Convergence properties of halo merger trees; halo and substructure merger rates across cosmic history

We introduce GBPTREES: an algorithm for constructing merger trees from cosmological simulations, designed to identify and correct for pathological cases introduced by errors or ambiguities in the halo finding process. GBPTREES is built upon a halo matching method utilizing pseudo-radial moments constructed from radially sorted particle ID lists (no other information is required) and a scheme for classifying merger tree pathologies from networks of matches made to-and-from haloes across snapshots ranging forward-and-backward in time. Focusing on SUBFIND catalogues for this work, a sweep of parameters influencing our merger tree construction yields the optimal snapshot cadence and scanning range required for converged results.
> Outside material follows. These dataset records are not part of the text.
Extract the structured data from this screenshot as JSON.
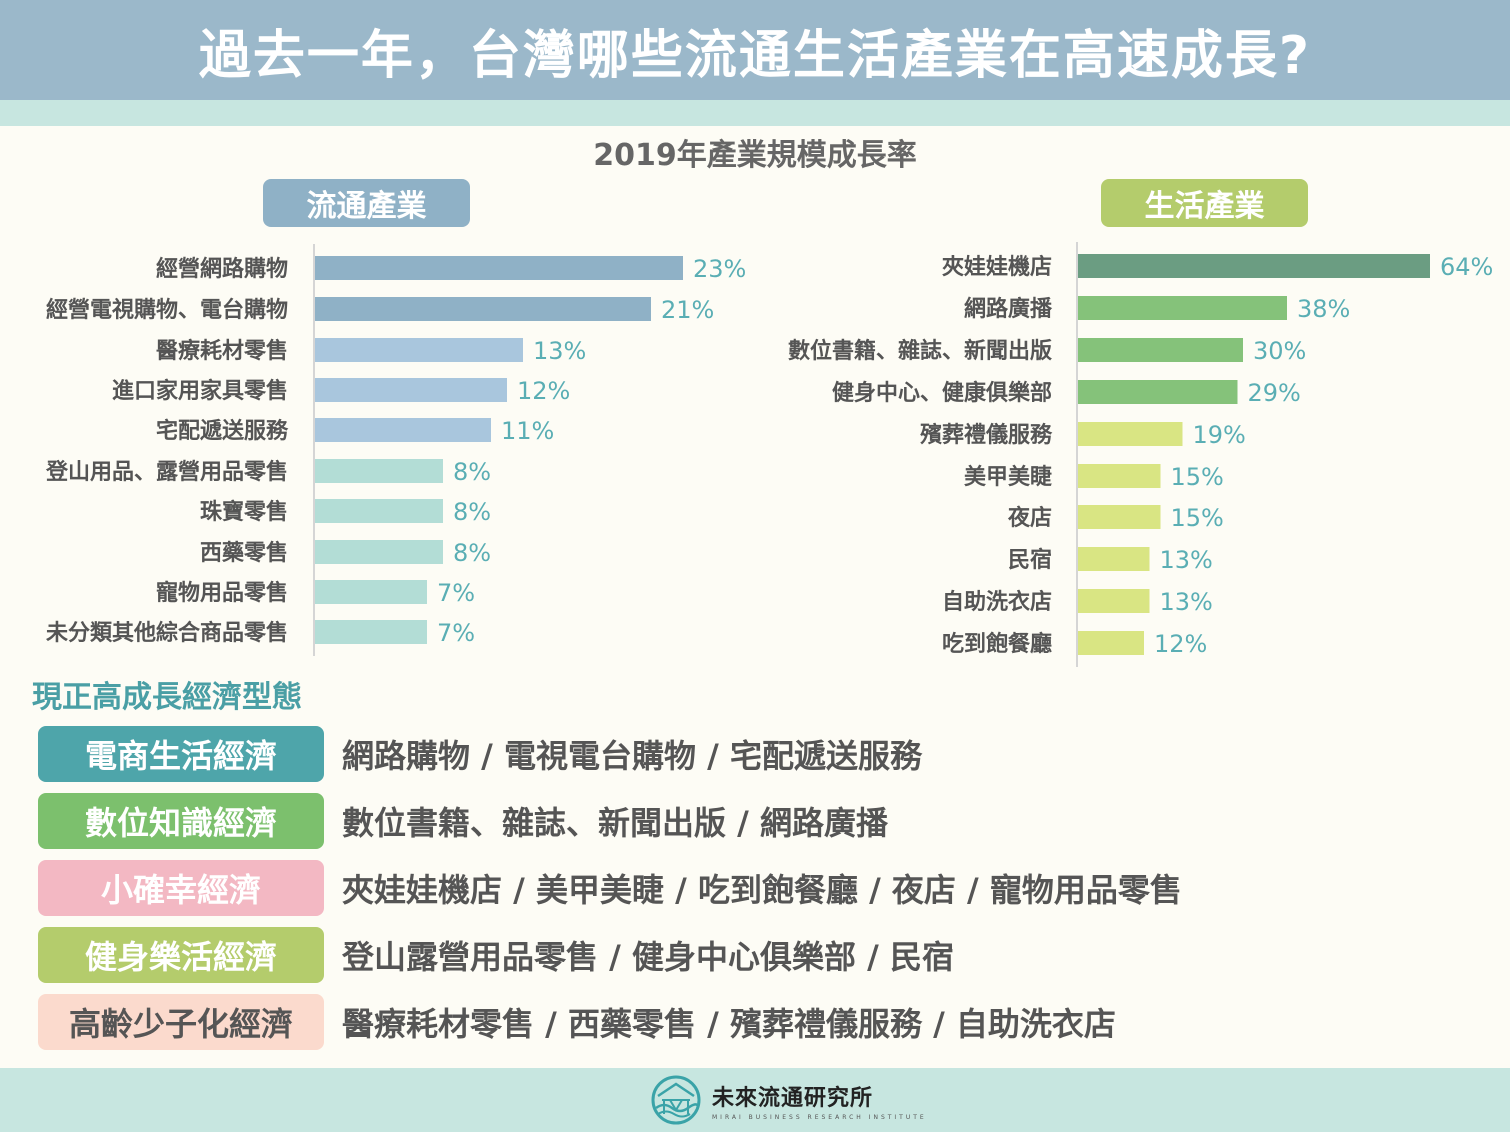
{
  "header": {
    "title": "過去一年，台灣哪些流通生活產業在高速成長?"
  },
  "chart_data": [
    {
      "type": "bar",
      "orientation": "horizontal",
      "title": "2019年產業規模成長率",
      "group_label": "流通產業",
      "categories": [
        "經營網路購物",
        "經營電視購物、電台購物",
        "醫療耗材零售",
        "進口家用家具零售",
        "宅配遞送服務",
        "登山用品、露營用品零售",
        "珠寶零售",
        "西藥零售",
        "寵物用品零售",
        "未分類其他綜合商品零售"
      ],
      "values": [
        23,
        21,
        13,
        12,
        11,
        8,
        8,
        8,
        7,
        7
      ],
      "data_labels": [
        "23%",
        "21%",
        "13%",
        "12%",
        "11%",
        "8%",
        "8%",
        "8%",
        "7%",
        "7%"
      ],
      "unit": "%",
      "colors": [
        "#8fb1c6",
        "#8fb1c6",
        "#a9c6dd",
        "#a9c6dd",
        "#a9c6dd",
        "#b3ddd6",
        "#b3ddd6",
        "#b3ddd6",
        "#b3ddd6",
        "#b3ddd6"
      ],
      "label_color": "#5aaeb4"
    },
    {
      "type": "bar",
      "orientation": "horizontal",
      "group_label": "生活產業",
      "categories": [
        "夾娃娃機店",
        "網路廣播",
        "數位書籍、雜誌、新聞出版",
        "健身中心、健康俱樂部",
        "殯葬禮儀服務",
        "美甲美睫",
        "夜店",
        "民宿",
        "自助洗衣店",
        "吃到飽餐廳"
      ],
      "values": [
        64,
        38,
        30,
        29,
        19,
        15,
        15,
        13,
        13,
        12
      ],
      "data_labels": [
        "64%",
        "38%",
        "30%",
        "29%",
        "19%",
        "15%",
        "15%",
        "13%",
        "13%",
        "12%"
      ],
      "unit": "%",
      "colors": [
        "#6b9d82",
        "#85c27a",
        "#85c27a",
        "#85c27a",
        "#d9e583",
        "#d9e583",
        "#d9e583",
        "#d9e583",
        "#d9e583",
        "#d9e583"
      ],
      "label_color": "#5aaeb4"
    }
  ],
  "economy": {
    "title": "現正高成長經濟型態",
    "rows": [
      {
        "label": "電商生活經濟",
        "items": "網路購物 / 電視電台購物 / 宅配遞送服務",
        "color": "#4ea5aa",
        "text_color": "#ffffff"
      },
      {
        "label": "數位知識經濟",
        "items": "數位書籍、雜誌、新聞出版 / 網路廣播",
        "color": "#7cc06d",
        "text_color": "#ffffff"
      },
      {
        "label": "小確幸經濟",
        "items": "夾娃娃機店 / 美甲美睫 / 吃到飽餐廳 / 夜店 / 寵物用品零售",
        "color": "#f3b8c3",
        "text_color": "#ffffff"
      },
      {
        "label": "健身樂活經濟",
        "items": "登山露營用品零售 / 健身中心俱樂部 / 民宿",
        "color": "#b4cc6c",
        "text_color": "#ffffff"
      },
      {
        "label": "高齡少子化經濟",
        "items": "醫療耗材零售 / 西藥零售 / 殯葬禮儀服務 / 自助洗衣店",
        "color": "#fbdacd",
        "text_color": "#555555"
      }
    ]
  },
  "footer": {
    "logo_name": "未來流通研究所",
    "logo_sub": "MIRAI BUSINESS RESEARCH INSTITUTE",
    "logo_icon": "wave-house-icon"
  }
}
Pathologies proliferate when snapshots are spaced by less than or similar to 0.128 dynamical times; conveniently similar to that needed for convergence of semi-analytical modelling, as established by Benson et al. Total merger counts are converged at the level of similar to 5 per cent for friends-of-friends (FoF) haloes of size n(p) greater than or similar to 75 across a factor of 512 in mass resolution, but substructure rates converge more slowly with mass resolution, reaching convergence of similar to 10 per cent for n(p) greater than or similar to 100 and particle mass m(p) less than or similar to 10(9) M-circle dot. We present analytic fits to FoF and substructure merger rates across nearly all observed galactic history (z <= 8.5). While we find good agreement with the results presented by Fakhouri et al. for FoF haloes, a slightly flatter dependence on merger ratio and increased major merger rates are found, reducing previously reported discrepancies with extended Press-Schechter estimates. When appropriately defined, substructure merger rates show a similar mass ratio dependence as FoF rates, but with stronger mass and redshift dependencies for their normalization.